3. Upstream
Minggu ke-5 dari 35
Ikan-ikan koi berenang melawan arus, berjuang memanjat air terjun untuk menjadi naga. Keberhasilannya dirayakan dengan koinobori.
Wening masuk ke rumah sambil mengucapkan salam keras-keras, meskipun ia tahu, tidak ada manusia lain yang akan menjawabnya. Ia sendirian, kalau lima ekor kucing domestik di beranda belakang tidak dihitung. Ibu bekerja sif sore di rumah sakit, yang berarti baru akan pulang larut malam.
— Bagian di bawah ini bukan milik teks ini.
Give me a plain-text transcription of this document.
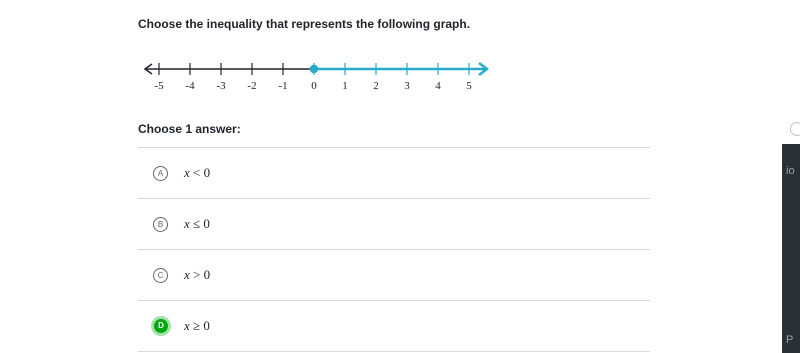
Choose the inequality that represents the following graph.
-5 -4 -3 -2 -1 0 1 2 3 4 5
Choose 1 answer:
A	x < 0
B	x ≤ 0
C	x > 0
D	x ≥ 0
io
P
Garukan pada daun pintu belakang dan eongan ramai terdengar. Begitu Wening membuka pintu, Haru, Natsu, Aki, Fuyu, dan Ame, menyerbu masuk. Ren dan Arvind menyebut mereka adik-adik Wening. Bisa dibilang begitu, karena usia mereka rata-rata satu tahun, setara manusia 15 tahunan. Wening tertawa-tawa, memeluk mereka satu per satu. Ditinggal sekolah berjam-jam, mereka rindu kepadanya.
Masih dengan ransel di punggung, Wening menambahkan makanan dan air ke dalam mangkok-mangkok mereka. "Haru, Ame, jangan berebut! Semua dapat. Itadakimasu! Makan yang banyak, ya!"
Ia kemudian turun melintasi halaman berumput, berhenti di bawah tiang bendera di dekat pagar. Tidak ada angin. Koinobori jingga yang kemarin ia kerek naik, menggantung lemas. Sarung angin lepek berbentuk ikan ... mati... di musim yang tidak jelas kemarau atau hujan, di Bandung. Mungkin karena keluar dari habitatnya, pikir Wening, geli sendiri.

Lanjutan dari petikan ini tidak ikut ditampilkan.